Data from NASA’s newest Earth-observing satellite, which will provide insight into ocean health, air quality, and the effects of a changing climate, are now available. The Plankton, Aerosol, Cloud, ocean Ecosystem (PACE) satellite launched on February 8, and after several subsequent weeks of testing of the spacecraft and instruments, the mission is gathering data that the public can access.

PACE includes three instruments: The Ocean Color Instrument (OCI), built at NASA Goddard Space Flight Center, observes the ocean, land, and atmosphere across more than 200 unique wavelengths spanning ultraviolet, visible, and near infrared light. It is particularly suited to identifying phytoplankton communities in the ocean. 

HARP2, designed and built by UMBC scientists and engineers, and SPEXOne, built at the Netherlands Institute for Space Research (SRON) and Airbus Netherlands B.V., are both polarimeters, which measure light that has reflected off clouds and particles in the atmosphere. These particles, known as aerosols, can range from dust to smoke to sea spray and more.

“First light,” as the first data received from satellites in orbit is known, is a key milestone in the progression of any scientific instrument destined for space.

“To me, first light means the conclusion of all the engineering work to develop HARP2 and the beginning of our science quest exploring and understanding the data from PACE,” shares Vanderlei Martins, professor of physics at UMBC and lead of the HARP2 team.  “First light means  ‘It is working!’ and the question right after first light is, ‘What does it mean?’”

Answering big questions about Earth’s interrelated systems

With data from PACE’s polarimeters, scientists will be able to measure cloud properties and monitor, analyze, and identify atmospheric aerosols to better inform the public about air quality. Scientists will also be able to learn how aerosols interact with clouds and impact cloud formation, which is essential to creating accurate climate models.

The HARP2 team will focus on air pollution, the effect of aerosols produced by humans on cloud formation, and the energy balance of the planet, Martins says. “We will learn about the type of aerosols in Earth’s atmosphere: What they look like in terms of size and shape matters in terms of their health effects,” he says. “The way they absorb and scatter light affects how they interact with solar radiation and influence the energy balance of the planet: Do they produce heating or cooling of the planet, and in which circumstances?”

“I have plans to use PACE aerosol and ocean products to better understand how nutrient-rich aerosols are deposited into the global ocean and how ocean plankton communities respond to this nutrient source,” adds Lorraine Remer, a UMBC climate researcher affiliated with the Goddard Earth Science Technology and Research Center II, one of UMBC’s NASA-partnered research centers.

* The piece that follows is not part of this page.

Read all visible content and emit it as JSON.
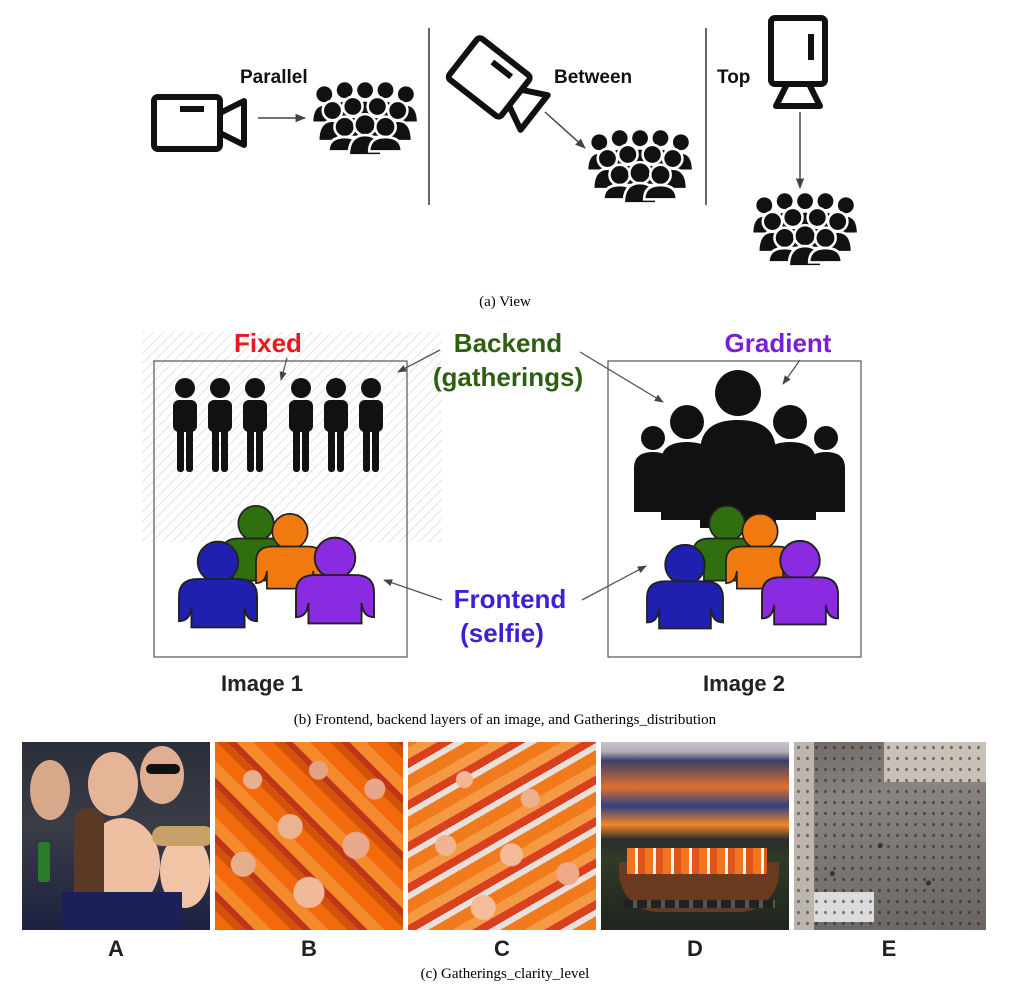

First, though, “We will spend the next weeks and months tuning our parameters to coax out the most and best possible information on aerosols and clouds,” Remer says. “Then, the next step is to compare PACE’s output with established sensors on the ground.” A validation experiment in September 2024 called PACE-PAX will enable and encourage those comparisons.

The Ocean Color Instrument (OCI) has the unique ability to detect light that allows scientists to differentiate among communities of phytoplankton. This first image released from OCI identifies two different communities of these microscopic marine organisms in the ocean off the coast of South Africa on February 28, 2024. The central panel shows Synechococcus in pink and picoeukaryotes in green. The left panel shows a natural color view of the ocean, and the right panel displays the concentration of chlorophyll-a, a photosynthetic pigment used to identify the presence of phytoplankton. (Image by NASA)

PACE lets scientists put on “magical eye glasses”

Because of the power and unique capabilities of the instruments on PACE, “We see confident atmospheric parameters that have never been seen from any previous NASA mission,” Remer says. And because the data will be completely public, the benefits will go far beyond work that current PACE scientists will do.

“PACE data will be free for everyone around the globe and will be useful for decades to come,” Martins says. “Events on Earth will come and go, and they will be recorded forever by the PACE sensors. Beyond our own science studying aerosols, clouds, and the energy balance of the planet, this data will be explored by students and scientists for all sorts of applications that I can’t even imagine.” 

Martins expects UMBC scientists to write proposals to analyze PACE data for many years, and many of these projects will involve opportunities for students at all levels to gain experience with research. For now, PACE scientists are still relishing the successful launch and return of first light from the PACE instruments.

“When I look at the first light PACE images,” Remer says, “I feel like I have put on magical eye glasses and am seeing the true characteristics of aerosol plumes from a satellite for the first time.”

Jeremy Werdell, PACE project scientist, shepherded the project from start to finish, beginning when Martins pitched him the idea of including a HARP2-like instrument on board. “We’ve been dreaming of PACE-like imagery for over two decades. It’s surreal to finally see the real thing,” he says. “The data from all three instruments is of such high quality that we can start distributing it publicly less than two months from launch, and I’m proud of our team for making that happen.”